So what a month July has been. Work has been difficult as my work colleague lost her grandma who she was very close to and obviously is very upset. I am not much help to her and i know she must find it hard to talk to me about it which is difficult for me as i would love to help her. I have started having migraines again which are being brought on by stress, along with palpitations, dizziness and tiredness. The doctors think its just stress but i am undergoing tests just to be sure - the difficulty is that i can't really tell anyone other than my best friend because i don't want to worry my mum and dad or the kids. It's just another time that i realise how much i miss talking to Stewart. I realise that that offload time when we both came in from work and talked about our days, however mundane was a real stress reliever and without it i am really struggling. I have had a difficult week with the bank starting to hassle me over increasing my payments (that they set at a low rate) to them to pay back the unsecured business loan stew took out, but i was joint signatory. They are threatening to get a charge on the house and I don't know whether just to let them do it, or whether they are allowed to do it. Looks like i will be taking some advice on that but its another worry i just don't need.
However i have had two lovely things happen to me over the last 7 days.

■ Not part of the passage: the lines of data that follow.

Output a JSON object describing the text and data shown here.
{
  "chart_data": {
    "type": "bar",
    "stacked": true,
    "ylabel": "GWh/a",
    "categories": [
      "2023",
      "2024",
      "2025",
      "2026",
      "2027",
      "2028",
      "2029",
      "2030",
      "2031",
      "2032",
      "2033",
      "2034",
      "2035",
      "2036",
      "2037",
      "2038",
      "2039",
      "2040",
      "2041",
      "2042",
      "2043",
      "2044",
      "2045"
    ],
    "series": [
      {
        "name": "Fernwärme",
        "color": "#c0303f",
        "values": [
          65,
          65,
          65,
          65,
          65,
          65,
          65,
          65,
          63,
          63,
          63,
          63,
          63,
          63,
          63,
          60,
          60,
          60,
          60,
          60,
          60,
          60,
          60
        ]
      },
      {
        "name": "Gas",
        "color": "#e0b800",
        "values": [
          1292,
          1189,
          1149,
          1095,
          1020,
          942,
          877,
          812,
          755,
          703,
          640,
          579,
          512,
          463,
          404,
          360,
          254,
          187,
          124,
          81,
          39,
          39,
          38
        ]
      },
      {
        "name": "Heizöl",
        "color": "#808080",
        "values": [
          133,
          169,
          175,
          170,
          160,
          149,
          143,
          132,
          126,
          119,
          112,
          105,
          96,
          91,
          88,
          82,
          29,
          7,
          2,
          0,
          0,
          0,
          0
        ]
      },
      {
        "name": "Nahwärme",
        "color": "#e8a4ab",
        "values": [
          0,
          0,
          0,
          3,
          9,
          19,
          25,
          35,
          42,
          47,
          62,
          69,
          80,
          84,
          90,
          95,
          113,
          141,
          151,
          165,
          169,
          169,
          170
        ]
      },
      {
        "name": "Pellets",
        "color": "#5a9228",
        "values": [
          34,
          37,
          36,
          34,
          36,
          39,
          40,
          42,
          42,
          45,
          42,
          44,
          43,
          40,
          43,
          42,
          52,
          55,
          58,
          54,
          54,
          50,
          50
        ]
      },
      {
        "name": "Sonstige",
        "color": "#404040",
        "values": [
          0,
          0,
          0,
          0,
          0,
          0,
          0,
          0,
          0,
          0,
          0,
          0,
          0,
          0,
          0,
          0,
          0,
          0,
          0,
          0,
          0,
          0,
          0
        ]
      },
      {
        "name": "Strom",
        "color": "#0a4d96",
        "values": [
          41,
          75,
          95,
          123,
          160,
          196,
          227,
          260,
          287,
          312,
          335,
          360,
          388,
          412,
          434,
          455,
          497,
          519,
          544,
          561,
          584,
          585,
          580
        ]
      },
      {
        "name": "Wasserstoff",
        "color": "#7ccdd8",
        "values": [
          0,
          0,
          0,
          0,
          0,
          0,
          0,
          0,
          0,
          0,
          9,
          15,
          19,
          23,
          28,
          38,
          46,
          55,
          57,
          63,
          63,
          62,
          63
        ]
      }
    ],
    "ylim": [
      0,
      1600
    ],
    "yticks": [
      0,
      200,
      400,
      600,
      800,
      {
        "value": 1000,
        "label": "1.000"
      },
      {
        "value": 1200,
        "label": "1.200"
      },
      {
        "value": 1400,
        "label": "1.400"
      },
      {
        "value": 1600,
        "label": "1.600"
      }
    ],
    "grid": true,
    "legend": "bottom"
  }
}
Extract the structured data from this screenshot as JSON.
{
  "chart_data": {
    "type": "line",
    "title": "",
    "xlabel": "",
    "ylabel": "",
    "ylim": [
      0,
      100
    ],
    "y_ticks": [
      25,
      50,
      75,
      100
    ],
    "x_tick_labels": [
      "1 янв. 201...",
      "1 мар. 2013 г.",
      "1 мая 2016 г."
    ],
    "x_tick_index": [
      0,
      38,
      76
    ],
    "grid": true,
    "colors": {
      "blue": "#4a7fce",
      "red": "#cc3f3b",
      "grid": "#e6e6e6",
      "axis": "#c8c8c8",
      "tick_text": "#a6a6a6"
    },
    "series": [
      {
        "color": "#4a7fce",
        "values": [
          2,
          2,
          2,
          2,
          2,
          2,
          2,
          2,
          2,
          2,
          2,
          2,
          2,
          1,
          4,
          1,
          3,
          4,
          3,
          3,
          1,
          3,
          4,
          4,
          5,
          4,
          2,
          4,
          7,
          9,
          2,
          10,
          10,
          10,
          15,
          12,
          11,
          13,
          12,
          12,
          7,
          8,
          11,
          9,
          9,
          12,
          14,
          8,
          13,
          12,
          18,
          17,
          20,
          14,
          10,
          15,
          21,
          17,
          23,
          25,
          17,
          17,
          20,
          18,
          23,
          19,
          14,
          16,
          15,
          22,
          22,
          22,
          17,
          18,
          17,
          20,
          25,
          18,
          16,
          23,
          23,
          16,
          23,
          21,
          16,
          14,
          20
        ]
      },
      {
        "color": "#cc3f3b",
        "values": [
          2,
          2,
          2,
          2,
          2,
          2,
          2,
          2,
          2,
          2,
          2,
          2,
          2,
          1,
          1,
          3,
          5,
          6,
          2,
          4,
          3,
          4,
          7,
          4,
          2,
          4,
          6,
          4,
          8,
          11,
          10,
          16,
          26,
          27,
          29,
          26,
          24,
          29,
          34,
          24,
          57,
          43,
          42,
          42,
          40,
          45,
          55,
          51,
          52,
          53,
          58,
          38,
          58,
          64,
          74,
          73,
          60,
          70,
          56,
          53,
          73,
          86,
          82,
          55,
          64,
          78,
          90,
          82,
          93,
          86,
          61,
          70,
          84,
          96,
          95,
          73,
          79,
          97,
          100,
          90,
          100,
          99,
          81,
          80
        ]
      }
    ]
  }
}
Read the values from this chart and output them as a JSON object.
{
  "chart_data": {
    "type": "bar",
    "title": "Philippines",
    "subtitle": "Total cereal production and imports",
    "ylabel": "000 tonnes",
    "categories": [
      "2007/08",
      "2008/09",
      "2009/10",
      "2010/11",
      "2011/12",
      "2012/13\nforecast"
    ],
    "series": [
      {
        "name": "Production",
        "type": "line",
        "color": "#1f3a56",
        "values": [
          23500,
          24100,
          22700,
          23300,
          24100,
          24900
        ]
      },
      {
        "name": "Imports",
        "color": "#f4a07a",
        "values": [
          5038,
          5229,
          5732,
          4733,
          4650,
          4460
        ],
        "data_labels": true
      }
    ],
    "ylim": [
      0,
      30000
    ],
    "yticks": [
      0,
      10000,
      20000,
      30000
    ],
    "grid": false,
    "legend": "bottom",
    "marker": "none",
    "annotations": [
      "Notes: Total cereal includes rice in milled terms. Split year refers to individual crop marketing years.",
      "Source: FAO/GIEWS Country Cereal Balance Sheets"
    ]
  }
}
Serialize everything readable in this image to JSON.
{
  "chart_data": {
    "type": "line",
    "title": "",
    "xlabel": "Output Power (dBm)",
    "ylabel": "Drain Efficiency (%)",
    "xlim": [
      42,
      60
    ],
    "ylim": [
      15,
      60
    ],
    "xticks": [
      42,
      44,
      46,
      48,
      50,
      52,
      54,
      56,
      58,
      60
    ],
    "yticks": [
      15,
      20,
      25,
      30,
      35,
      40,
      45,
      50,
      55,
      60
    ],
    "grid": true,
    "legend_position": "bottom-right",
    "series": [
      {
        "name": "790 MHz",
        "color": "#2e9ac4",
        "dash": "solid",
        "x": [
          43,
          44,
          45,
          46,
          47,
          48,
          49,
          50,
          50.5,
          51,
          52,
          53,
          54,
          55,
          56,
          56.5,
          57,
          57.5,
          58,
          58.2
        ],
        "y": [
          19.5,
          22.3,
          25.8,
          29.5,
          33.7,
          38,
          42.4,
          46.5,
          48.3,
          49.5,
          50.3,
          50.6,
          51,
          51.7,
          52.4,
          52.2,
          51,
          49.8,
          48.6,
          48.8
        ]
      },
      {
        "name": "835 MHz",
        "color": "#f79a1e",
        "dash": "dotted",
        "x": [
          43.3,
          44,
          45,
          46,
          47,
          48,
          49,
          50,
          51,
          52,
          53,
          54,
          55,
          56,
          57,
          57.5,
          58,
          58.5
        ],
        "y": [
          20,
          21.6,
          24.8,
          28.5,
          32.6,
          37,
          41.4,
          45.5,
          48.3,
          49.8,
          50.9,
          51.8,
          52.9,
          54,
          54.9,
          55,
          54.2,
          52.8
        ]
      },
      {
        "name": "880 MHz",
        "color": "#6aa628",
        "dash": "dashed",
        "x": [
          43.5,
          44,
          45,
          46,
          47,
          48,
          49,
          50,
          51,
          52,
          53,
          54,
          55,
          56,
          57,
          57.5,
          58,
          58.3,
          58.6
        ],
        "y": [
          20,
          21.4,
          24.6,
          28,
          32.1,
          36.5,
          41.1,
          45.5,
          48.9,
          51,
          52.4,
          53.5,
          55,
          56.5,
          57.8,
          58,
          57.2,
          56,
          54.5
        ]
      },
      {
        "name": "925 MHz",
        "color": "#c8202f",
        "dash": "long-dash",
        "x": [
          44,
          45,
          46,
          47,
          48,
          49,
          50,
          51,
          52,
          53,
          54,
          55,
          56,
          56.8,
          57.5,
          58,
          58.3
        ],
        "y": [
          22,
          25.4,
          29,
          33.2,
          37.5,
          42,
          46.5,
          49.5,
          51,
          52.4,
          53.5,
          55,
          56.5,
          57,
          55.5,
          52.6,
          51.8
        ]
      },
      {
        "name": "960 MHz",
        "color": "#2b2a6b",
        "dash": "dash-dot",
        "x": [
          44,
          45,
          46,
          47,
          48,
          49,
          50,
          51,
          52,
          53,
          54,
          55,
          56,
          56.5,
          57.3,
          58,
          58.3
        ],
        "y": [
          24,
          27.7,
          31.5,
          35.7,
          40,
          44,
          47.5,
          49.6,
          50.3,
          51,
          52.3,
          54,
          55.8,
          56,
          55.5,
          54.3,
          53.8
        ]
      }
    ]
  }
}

The first is i visited my friend who happens to also be a medium. I went for a hearing and boy did Stewart come through. He couldn't stop chatting and she hit on so many things that she couldn't possible have known. Things about both stew and I that are impossible to know that it is frightening. She even told me that i had a friend who was heavily linked to barry manilow - that will be Fi who is a regular there and one of Stews favourite people - and the last person to be with him and me before he died. How strange was that. There were funny moments, touching moments, and heartwarming moments and I think I have gained a little comfort from knowing he is around even if I can't get to talk and touch him. What I wouldn't give for a cuddle off him right now, and a kiss on the top of my head that he always gave me when he walked by. I realise how much I miss him, it isn't getting easier but I know that i will learn to walk alongside the pain, there isn't any way other than that even though there have been times in the last few weeks that I could have curled up into a ball and given up. My kids are my life savers. However bad i feel, I look at them and know i can't give up for their sakes. They are so like their dad. Each of them has a little bit (in some cases a lot) of him in them. Jamie speaks like him and has his sense of humour and knows exactly where he was coming from. Alex is inquisitive and loves cooking just like him and gemma, well poor kid, she is the image of him and every time i look at her Stewart looks back. How can I give up on them?
The other amazing thing to happen is that the charity walk we are arranging in memory of stew to raise money for the hospice he was in has gone live. It is official. The Stewart Rudette Anniversary Walk for men will be held on October 18th 2009, 1 year and 1 day after he died. The link for the walk is http://www.st-gemma.co.uk/forthcoming/stewartr09.htm - the wording is beautiful and i have even been allowed to add a message from us to those taking place. I would love 100 men to take part, more would be better and i would love to raise £5000, the cost of the care given to Stewart whilst he was in. It was a bittersweet moment but I know that by keeping his memory alive and raising money for a wonderful cause will give us the strength to carry on.
The next few months are going to test us all. We have the consecration of the headstone in September along with the Jewish New Year. It will be hard to be there on the first day as that was the last time Stew went out in public. Last year he was so determined to be in the synagogue for even a short while that I picked him up from the hospice and took him in a wheelchair. We only lasted an hour but I am so pleased to have had the memory of him, Jamie, Alex and my dad sat together one last time. We then face the jewish anniversary of his death (we have a seperate calendar as we go on the lunar calendar as opposed to the english calendar which is by the sun) followed by the anniversary of his death. To help us through that, we have booked a holiday between those two dates in the hope that although we have to get through those days, some sunshine and relaxation in between will bring a little light relief. We are going with my best friend, her husband and kids and although her youngest and gemma don't know we are actually going together yet (they will drive us mad if they did) we are looking forward to it.
I hope that this year will be over and things will start to brighten for us. I know the pain won't go but I also know that once the year is up we have to start living again. Stewart wouldn't want us to be down forever and we must start to look to the future. We will remember him every day, we will miss him every minute of every day but we must make sure we don't waste the lives we have - he wouldn't want that - he believed in living life to the full and in his memory I am going to ensure that the kids live their lives and their dreams and carry on the dream he had for them - to be happy, to be healthy and to have fun - life is too short to waste.